Unfortunately, I must call you out too, my friend. With love.
Because it’s crucially important that we protect the scientific method here.
The sole goal is to help people like me reproduce the model. If I can’t reproduce the model, I can’t verify the paper.
When I saw “commercial” and then “open source” in your comment, I said “oh no…”
My duty is to the scientific method, so I don’t care if it’s the most restrictive code on the planet as long as I can use it to reproduce the model in the paper.
Because at that point, I have a baseline for evaluating the paper’s claims.
The reason I assume the paper is false until proven otherwise, is because the paper often doesn’t have enough detail to reproduce the model shown in the videos on this tech demos. Meaning, if they’re the it to help me, the ML researcher, then they’re failing to tell me how to evaluate their claims rigorously.

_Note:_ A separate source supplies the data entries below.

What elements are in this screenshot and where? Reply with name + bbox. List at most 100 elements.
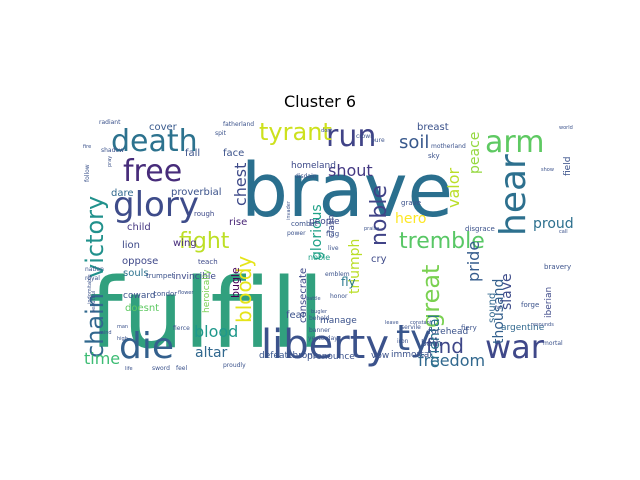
word-dont: dont — [321, 128, 332, 134]
word-bugler: bugler — [311, 309, 328, 315]
word-call: call — [559, 229, 568, 235]
word-soil: soil — [399, 132, 429, 153]
word-oppose: oppose — [122, 256, 158, 267]
word-bugle: bugle — [229, 267, 242, 298]
word-vow: vow — [371, 351, 389, 361]
word-hero: hero — [395, 211, 427, 227]
word-grave: grave — [401, 199, 421, 207]
word-child: child — [127, 222, 151, 233]
word-find: find — [426, 334, 464, 358]
word-fatherland: fatherland — [223, 121, 254, 128]
word-banner: banner — [309, 327, 331, 334]
word-man: man — [117, 324, 128, 330]
word-rise: rise — [229, 217, 247, 228]
word-motherland: motherland — [431, 143, 466, 150]
word-argentine: argentine — [501, 323, 545, 333]
word-clash: clash — [327, 215, 337, 238]
word-homeland: homeland — [291, 161, 336, 171]
word-pray: pray — [107, 156, 113, 167]
word-teach: teach — [198, 258, 218, 266]
word-pure: pure — [371, 137, 385, 144]
word-chain: chain — [81, 293, 109, 358]
word-tyrant: tyrant — [259, 118, 332, 146]
word-trumpet: trumpet — [146, 272, 175, 280]
word-iron: iron — [397, 338, 409, 345]
word-follow: follow — [84, 164, 91, 182]
word-triumph: triumph — [347, 239, 363, 294]
word-face: face — [223, 148, 244, 159]
word-victory: victory — [81, 196, 109, 278]
word-souls: souls — [123, 268, 149, 279]
word-world: world — [559, 125, 573, 131]
word-bloody: bloody — [232, 256, 256, 323]
word-liberty: liberty — [261, 322, 389, 368]
word-forehead: forehead — [428, 327, 468, 337]
word-proud: proud — [533, 216, 574, 232]
word-fulfill: fulfill — [89, 258, 324, 370]
word-power: power — [287, 230, 306, 237]
word-fight: fight — [179, 229, 230, 254]
word-flag: flag — [326, 230, 339, 238]
word-battle: battle — [306, 296, 321, 302]
word-mortal: mortal — [543, 340, 563, 347]
word-manage: manage — [320, 316, 357, 326]
word-cover: cover — [149, 122, 178, 133]
word-bravery: bravery — [544, 263, 571, 271]
word-arm: arm — [485, 125, 544, 160]
word-breast: breast — [417, 122, 449, 133]
word-ty: ty — [396, 318, 431, 359]
word-noble: noble — [367, 185, 392, 246]
word-run: run — [326, 119, 376, 154]
word-pronounce: pronounce — [307, 352, 355, 362]
word-constant: constant — [410, 320, 432, 326]
word-fall: fall — [495, 305, 503, 311]
word-proudly: proudly — [223, 362, 246, 369]
word-dare: dare — [111, 188, 134, 199]
word-feel: feel — [176, 365, 187, 372]
word-chest: chest — [231, 163, 250, 206]
word-immortal: immortal — [391, 350, 432, 360]
word-disgrace: disgrace — [465, 225, 495, 233]
word-mind: mind — [99, 330, 112, 336]
word-consecrate: consecrate — [298, 268, 309, 323]
word-spit: spit — [215, 130, 227, 137]
word-peace: peace — [467, 132, 483, 174]
word-shout: shout — [328, 161, 373, 180]
word-altar: altar — [195, 345, 228, 361]
word-shadow: shadow — [101, 147, 124, 154]
word-fear: fear — [286, 310, 307, 321]
word-live: live — [328, 245, 339, 252]
word-great: great — [417, 265, 445, 328]
word-thousand: thousand — [491, 279, 507, 344]
word-crown: crown — [356, 133, 374, 140]
word-glorious: glorious — [309, 204, 325, 260]
word-heroically: heroically — [202, 269, 212, 313]
word-leave: leave — [385, 320, 399, 326]
word-resounds: resounds — [531, 322, 554, 328]
word-hear: hear — [493, 154, 534, 236]
word-fire: fire — [83, 144, 91, 150]
word-fiery: fiery — [461, 324, 477, 332]
word-iberian: iberian — [544, 287, 554, 318]
chart-title: Cluster 6 — [283, 92, 357, 111]
word-beautiful: beautiful — [91, 291, 97, 313]
word-combat: combat — [291, 220, 318, 228]
word-tremble: tremble — [399, 229, 485, 254]
word-high: high — [117, 336, 128, 342]
word-wing: wing — [173, 238, 197, 249]
word-throne: throne — [289, 351, 319, 361]
word-disdain: disdain — [295, 173, 317, 180]
word-rough: rough — [194, 210, 214, 218]
word-fall: fall — [185, 148, 200, 159]
word-coward: coward — [123, 291, 156, 301]
word-noble: noble — [308, 253, 330, 262]
word-defeat: defeat — [259, 351, 288, 361]
word-oriental: oriental — [427, 314, 443, 368]
word-valor: valor — [444, 167, 463, 208]
word-forge: forge — [521, 301, 539, 309]
word-field: field — [563, 157, 573, 176]
word-cry: cry — [371, 254, 387, 265]
word-people: people — [309, 217, 340, 227]
word-fierce: fierce — [173, 325, 190, 332]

(That said, it’s breaking my heart that I can’t agree with you here, because I want to so badly. I’ve felt similarly for years that scientific contributions need to be “free as in beer” commercially. But I recognize signs of zealotry when I see them, and I can’t let my personal views creep in, because people like me would stop listening if I was here e.g. arguing vehemently that nVidia needed to be delivering us something commercially viable along with a high quality codebase. The price for entry to the scientific method isn’t so high.)